American Journal of Student Research

Applying Object Detection to Automatic Drum Transcription

Publication Date : Sep-19-2025

DOI: 10.70251/HYJR2348.35282287


Author(s) :

Dylan Li.


Volume/Issue :
Volume 3
,
Issue 5
(Sep - 2025)



Abstract :

Automatic music transcription (AMT) is a fundamental problem in music information retrieval (MIR), involving the conversion of audio recordings into symbolic representations such as MIDI. This study presents a novel approach to automatic drum transcription (ADT) by reframing it as a computer vision object detection problem. Using the YOLO11 model, drum notes were predicted and transcribed with bounding boxes in spectrograms generated from the Expanded Groove MIDI Dataset (E-GMD). Two-second audio segments were extracted via a sliding window, converted into 640×640 grayscale spectrograms, and annotated with bounding boxes corresponding to onset times and instrument classes.

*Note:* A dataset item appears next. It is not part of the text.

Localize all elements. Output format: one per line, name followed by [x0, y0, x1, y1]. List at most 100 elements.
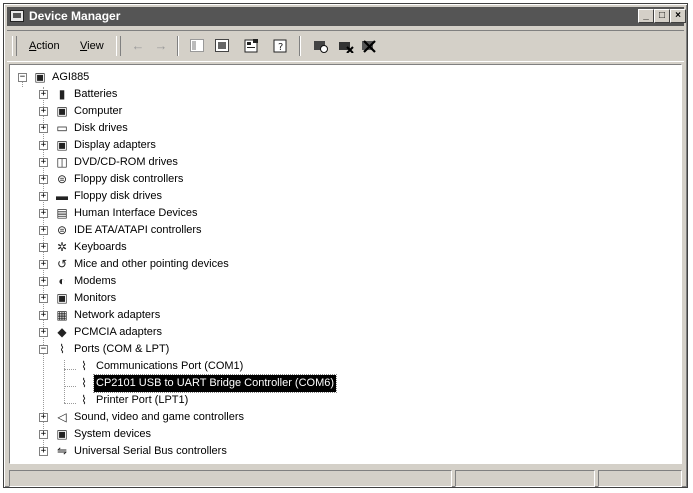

The model achieves strong detection performance, with results mAP@0.5 of 0.943, precision of 0.892, and recall of 0.846. Results demonstrate YOLO11’s ability to handle polyphonic, temporally dense drum passages without explicit onset separation. This work highlights the potential of adapting computer vision techniques to audio-based event detection, paving the way for broader MIR applications beyond percussion, such as multi-instrument transcription and real-time performance analysis.